Dumm ist es, auf die eigene Herkunft stolz zu sein, ebenso, wie es dumm ist, Menschen wegen ihrer Herkunft lächerlich zu machen.

Astra-Werbung in Hamburg: Für wen ist sie lustig? Foto: Joto

I ch war im Urlaub in Brandenburg, und trotz der Hitze war es dort sehr schön. Ich habe jeden Tag in einem türkisblauen See gebadet und liebe Menschen getroffen. Kurz bevor ich dorthin fuhr, habe ich gelesen, dass es in Brandenburg sehr rassistisch sei, ganz allgemein, und tendenziell mag es stimmen. Ich habe keine Statistiken studiert. Während ich dort war, musste ich immer wieder daran denken, was andere Leute, Leute, die zum Beispiel in Hamburg leben, über die Menschen in Brandenburg, oder im Osten allgemein, denken.

Ich wohne ja selber seit über 25 Jahren in Hamburg und denke manchmal selber ein bisschen so, als käme auch ich nicht aus diesem Brandenburg, das die meiste Zeit, in der ich dort wohnte, gar nicht Brandenburg, sondern Bezirk Frankfurt/O. hieß.

Ich traf dort also verschiedene liebe Menschen, die moralisch absolut integer sind, die sich mutig gegen Rassismus und jede andere Art von Ungerechtigkeit stellen, und ich schämte mich ein wenig. Wenn man Menschen nicht aufgrund ihrer Haltung, sondern aufgrund ihrer Herkunft pauschal verurteilt, dann ist das ja wohl Rassismus. Im Übrigen treffe ich auf diese Art von Rassismus auch bei Linken, die irgendwie „die Schnauze voll haben“ und deshalb, der Einfachheit halber, zum Pauschalisieren neigen, wenn es um den Osten geht.

Ich kam also nach Hamburg zurück und stieß in den sozialen Netzwerken auf die Diskussion um die Astra-Werbung, wo ein infantil grinsender Inder im Seejungfrauenkostüm einen Rosenverkäufer mit mangelnden Deutschkenntnissen nachäfft. Lustig. Und ich stand an der Bushaltestelle und dachte über diese ganzen Sachen nach. Und über Stolz.
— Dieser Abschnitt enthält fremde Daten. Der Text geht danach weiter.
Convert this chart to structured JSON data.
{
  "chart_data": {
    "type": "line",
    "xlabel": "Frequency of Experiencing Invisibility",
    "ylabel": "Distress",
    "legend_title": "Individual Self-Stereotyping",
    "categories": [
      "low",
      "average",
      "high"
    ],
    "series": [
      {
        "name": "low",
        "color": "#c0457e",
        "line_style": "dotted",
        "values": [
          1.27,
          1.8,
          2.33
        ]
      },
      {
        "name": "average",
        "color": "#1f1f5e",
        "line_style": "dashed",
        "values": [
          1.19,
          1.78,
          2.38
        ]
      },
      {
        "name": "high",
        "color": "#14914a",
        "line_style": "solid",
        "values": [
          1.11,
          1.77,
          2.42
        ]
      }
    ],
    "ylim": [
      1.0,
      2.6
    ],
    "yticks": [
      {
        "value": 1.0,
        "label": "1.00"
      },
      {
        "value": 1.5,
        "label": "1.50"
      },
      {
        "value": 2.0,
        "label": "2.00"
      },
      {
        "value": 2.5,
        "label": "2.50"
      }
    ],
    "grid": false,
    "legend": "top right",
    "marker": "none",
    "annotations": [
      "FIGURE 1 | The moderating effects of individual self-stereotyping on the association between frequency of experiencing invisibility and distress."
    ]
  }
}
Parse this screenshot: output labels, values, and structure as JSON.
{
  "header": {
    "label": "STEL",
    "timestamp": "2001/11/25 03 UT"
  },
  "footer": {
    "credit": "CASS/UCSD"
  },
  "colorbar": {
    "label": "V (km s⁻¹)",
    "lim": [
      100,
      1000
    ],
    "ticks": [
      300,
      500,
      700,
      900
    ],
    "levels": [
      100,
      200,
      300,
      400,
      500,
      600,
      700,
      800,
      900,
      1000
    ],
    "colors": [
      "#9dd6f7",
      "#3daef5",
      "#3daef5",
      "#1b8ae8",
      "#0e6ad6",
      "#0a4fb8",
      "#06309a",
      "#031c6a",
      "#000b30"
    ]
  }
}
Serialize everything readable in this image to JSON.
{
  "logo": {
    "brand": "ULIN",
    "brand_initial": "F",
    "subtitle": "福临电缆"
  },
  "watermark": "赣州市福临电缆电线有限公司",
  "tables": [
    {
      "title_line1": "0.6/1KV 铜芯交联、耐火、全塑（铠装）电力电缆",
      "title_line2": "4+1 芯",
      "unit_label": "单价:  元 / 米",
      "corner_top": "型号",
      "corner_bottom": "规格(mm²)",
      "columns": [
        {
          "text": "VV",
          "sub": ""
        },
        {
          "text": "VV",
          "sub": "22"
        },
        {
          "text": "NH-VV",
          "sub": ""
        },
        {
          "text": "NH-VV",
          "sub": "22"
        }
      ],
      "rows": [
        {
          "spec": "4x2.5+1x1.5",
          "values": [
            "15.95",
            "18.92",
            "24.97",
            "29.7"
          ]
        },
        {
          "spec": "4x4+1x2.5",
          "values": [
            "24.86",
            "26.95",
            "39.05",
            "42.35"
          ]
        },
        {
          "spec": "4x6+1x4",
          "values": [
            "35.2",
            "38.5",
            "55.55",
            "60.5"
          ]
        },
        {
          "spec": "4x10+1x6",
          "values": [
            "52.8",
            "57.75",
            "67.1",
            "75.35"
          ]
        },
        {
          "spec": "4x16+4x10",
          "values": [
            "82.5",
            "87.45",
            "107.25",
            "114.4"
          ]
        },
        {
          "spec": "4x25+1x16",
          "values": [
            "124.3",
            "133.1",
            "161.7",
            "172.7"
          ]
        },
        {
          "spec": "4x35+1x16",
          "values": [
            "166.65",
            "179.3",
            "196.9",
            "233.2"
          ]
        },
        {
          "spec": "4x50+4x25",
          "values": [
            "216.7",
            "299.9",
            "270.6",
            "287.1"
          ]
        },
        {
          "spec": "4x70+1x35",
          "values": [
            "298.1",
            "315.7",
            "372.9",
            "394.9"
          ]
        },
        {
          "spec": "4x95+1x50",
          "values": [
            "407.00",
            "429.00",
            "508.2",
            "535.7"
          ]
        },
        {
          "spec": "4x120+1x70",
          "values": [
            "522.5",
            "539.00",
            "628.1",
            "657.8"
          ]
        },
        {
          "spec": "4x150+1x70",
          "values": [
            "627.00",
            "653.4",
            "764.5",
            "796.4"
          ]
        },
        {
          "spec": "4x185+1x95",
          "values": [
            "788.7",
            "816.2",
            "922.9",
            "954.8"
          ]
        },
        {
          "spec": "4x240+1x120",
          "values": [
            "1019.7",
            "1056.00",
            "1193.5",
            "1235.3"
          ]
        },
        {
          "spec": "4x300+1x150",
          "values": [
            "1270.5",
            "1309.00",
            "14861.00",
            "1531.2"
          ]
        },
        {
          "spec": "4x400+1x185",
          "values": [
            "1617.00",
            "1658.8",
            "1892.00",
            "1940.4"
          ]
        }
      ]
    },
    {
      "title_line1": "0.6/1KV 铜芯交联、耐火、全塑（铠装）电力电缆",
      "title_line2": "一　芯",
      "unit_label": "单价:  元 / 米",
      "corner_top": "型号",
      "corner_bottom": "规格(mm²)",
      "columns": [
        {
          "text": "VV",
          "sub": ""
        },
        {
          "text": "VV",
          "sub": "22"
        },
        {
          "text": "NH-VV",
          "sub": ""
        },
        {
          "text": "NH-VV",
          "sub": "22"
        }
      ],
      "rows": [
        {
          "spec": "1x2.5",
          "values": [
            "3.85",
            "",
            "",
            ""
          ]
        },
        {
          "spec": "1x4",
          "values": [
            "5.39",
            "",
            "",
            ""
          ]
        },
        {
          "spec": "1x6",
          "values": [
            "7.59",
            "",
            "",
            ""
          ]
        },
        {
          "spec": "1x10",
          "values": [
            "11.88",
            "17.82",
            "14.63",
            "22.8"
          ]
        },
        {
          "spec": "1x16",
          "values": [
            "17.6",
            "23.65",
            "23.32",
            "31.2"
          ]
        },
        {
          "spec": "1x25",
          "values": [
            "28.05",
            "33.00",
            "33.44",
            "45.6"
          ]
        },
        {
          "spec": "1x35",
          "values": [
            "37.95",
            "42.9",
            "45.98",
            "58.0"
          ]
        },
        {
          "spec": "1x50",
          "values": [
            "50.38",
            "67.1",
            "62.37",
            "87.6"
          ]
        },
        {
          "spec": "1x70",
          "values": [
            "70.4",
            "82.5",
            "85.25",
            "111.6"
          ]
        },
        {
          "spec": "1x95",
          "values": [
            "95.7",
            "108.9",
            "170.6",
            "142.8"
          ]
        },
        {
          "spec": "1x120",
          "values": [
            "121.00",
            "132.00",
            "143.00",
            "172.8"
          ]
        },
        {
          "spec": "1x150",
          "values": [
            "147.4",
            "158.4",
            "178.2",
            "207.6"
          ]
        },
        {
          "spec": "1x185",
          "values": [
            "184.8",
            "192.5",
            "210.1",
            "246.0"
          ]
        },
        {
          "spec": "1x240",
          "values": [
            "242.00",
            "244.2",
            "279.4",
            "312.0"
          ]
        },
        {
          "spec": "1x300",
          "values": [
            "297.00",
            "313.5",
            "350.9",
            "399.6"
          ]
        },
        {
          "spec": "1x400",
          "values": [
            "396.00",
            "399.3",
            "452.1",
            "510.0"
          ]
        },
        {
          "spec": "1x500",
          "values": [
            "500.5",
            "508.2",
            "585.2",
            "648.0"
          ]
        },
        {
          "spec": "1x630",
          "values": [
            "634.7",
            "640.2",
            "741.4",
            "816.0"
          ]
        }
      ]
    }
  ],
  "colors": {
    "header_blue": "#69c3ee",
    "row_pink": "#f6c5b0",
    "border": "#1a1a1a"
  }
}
Wie soll sich ein indisches Kind fühlen, wenn es diesen infantil grinsenden Inder im Seejungfrauenkostüm sieht?
Bild: Lou Probsthayn
Katrin Seddig

Katrin Seddig ist Schrift-stellerin in Hamburg mit einem besonderen Interesse am Fremden im Eigenen. Ihr jüngster Roman „Das Dorf“ ist bei Rowohlt Berlin erschienen.

Stolz ist ein heißes Eisen, danach verlangt es besonders den Rechten, aber auch den strammen Muslimen, alle Arten von Extremisten haben richtig viel Bock auf Stolz, aber auch ich halte Stolz für nicht unwichtig. Aber den richtigen Stolz. Den, der mit der Würde verwandt ist.

Den Stolz auf die eigene Arbeit, den Stolz auf das eigene Menschsein, auf seine Klugheit, Güte, den Stolz, der uns am Ende demütig macht, weil wir dankbar sind, denn beruhen alle diese Leistungen und Fähigkeiten auch auf einem Geschenk, auf dem Geschenk der richtigen Geburt, der Gesundheit, dem Leben in einer demokratischen Gesellschaft, dem Zugang zu Bildung und einem öffentlichen Gesundheitswesen. Wir können unsere Möglichkeiten nutzen. Unsere Kinder haben Chancen. Und das ist wichtig, damit sie zu Menschen mit Rückgrat heranwachsen können.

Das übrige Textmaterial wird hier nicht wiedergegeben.